But I've been getting very uncomfortable about the way this has become yet another platform for those who wish to ration NHS care on moral (or, as they would no doubt say, "lifestyle") grounds. This kind of debate has come and gone many times over the years. Should smokers be treated on the NHS? Or people who choose to drink over 30 units of alcohol per week? What about people who have an accident when driving without a seatbelt? Or skateboarding? Or flipping pancakes while on the phone? Now there's a new group of people about whom to feel smugly judgemental: the women who have breast implants for - gasp! - cosmetic reasons. I've seen this line taken in several places, most recently this morning on Broadcasting House (forty minutes in).
I do think there's an element of misogyny here. The speakers seem so fixated on the motives for which the women got the implants in the first place that they seem unable to accept that the reasons they may need them removed are medical, not aesthetic. Someone in that radio clip mentions the analogy of tattoos, but the NHS won't remove your tattoo for you because you no longer like dolphins. On the other hand, if your tattoo becomes infected, you'll get treated for that. Is this a difficult distinction to grasp?
There's more to it than misogyny, though. Let's try this thought experiment. Imagine it turned out that a well known brand of lipstick was highly carcinogenic, and that it had given thousands of women cancer of the mouth. Would there be voices in the media loudly arguing that the women be refused treatment, on the grounds that they had only used the lipstick for cosmetic reasons? I doubt it.
I think at least two other factors are in play.
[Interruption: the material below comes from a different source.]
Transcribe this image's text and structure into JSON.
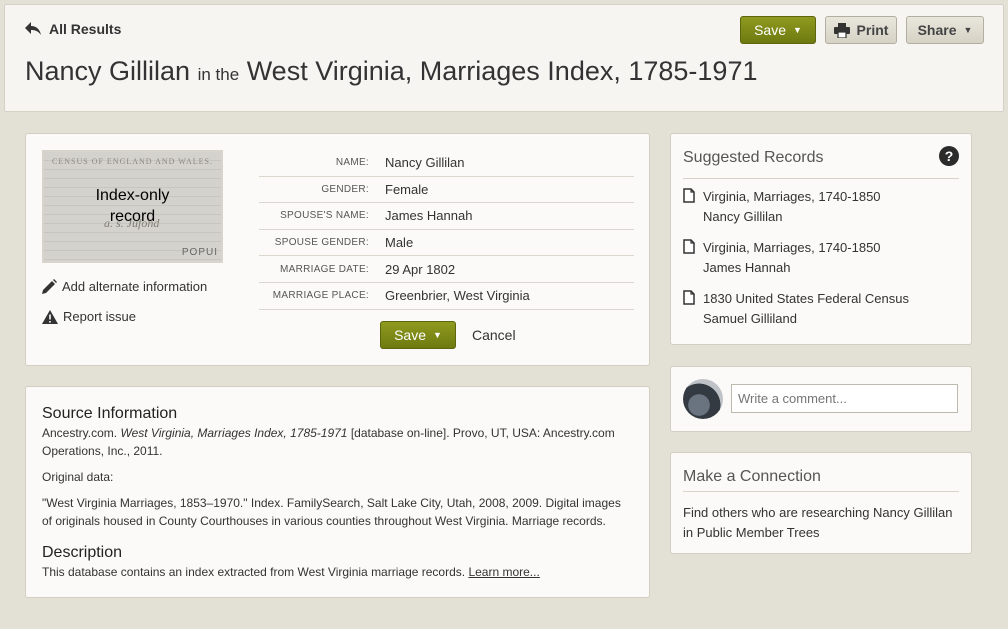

First, fewer people get breast implants than use lipstick, and they cost a lot more. The sense that it is an unjustifiable extravagance - and that neither we nor any of our close friends would do it - will have put it above many people's prudery threshold. Second, the women involved have in almost all cases suffered no harm, so far. The removal would be because of the increased risk of rupture, rather than to treat the consequences of rupture. And there's a stubborn feeling in this country that preventative medicine isn't real medicine at all.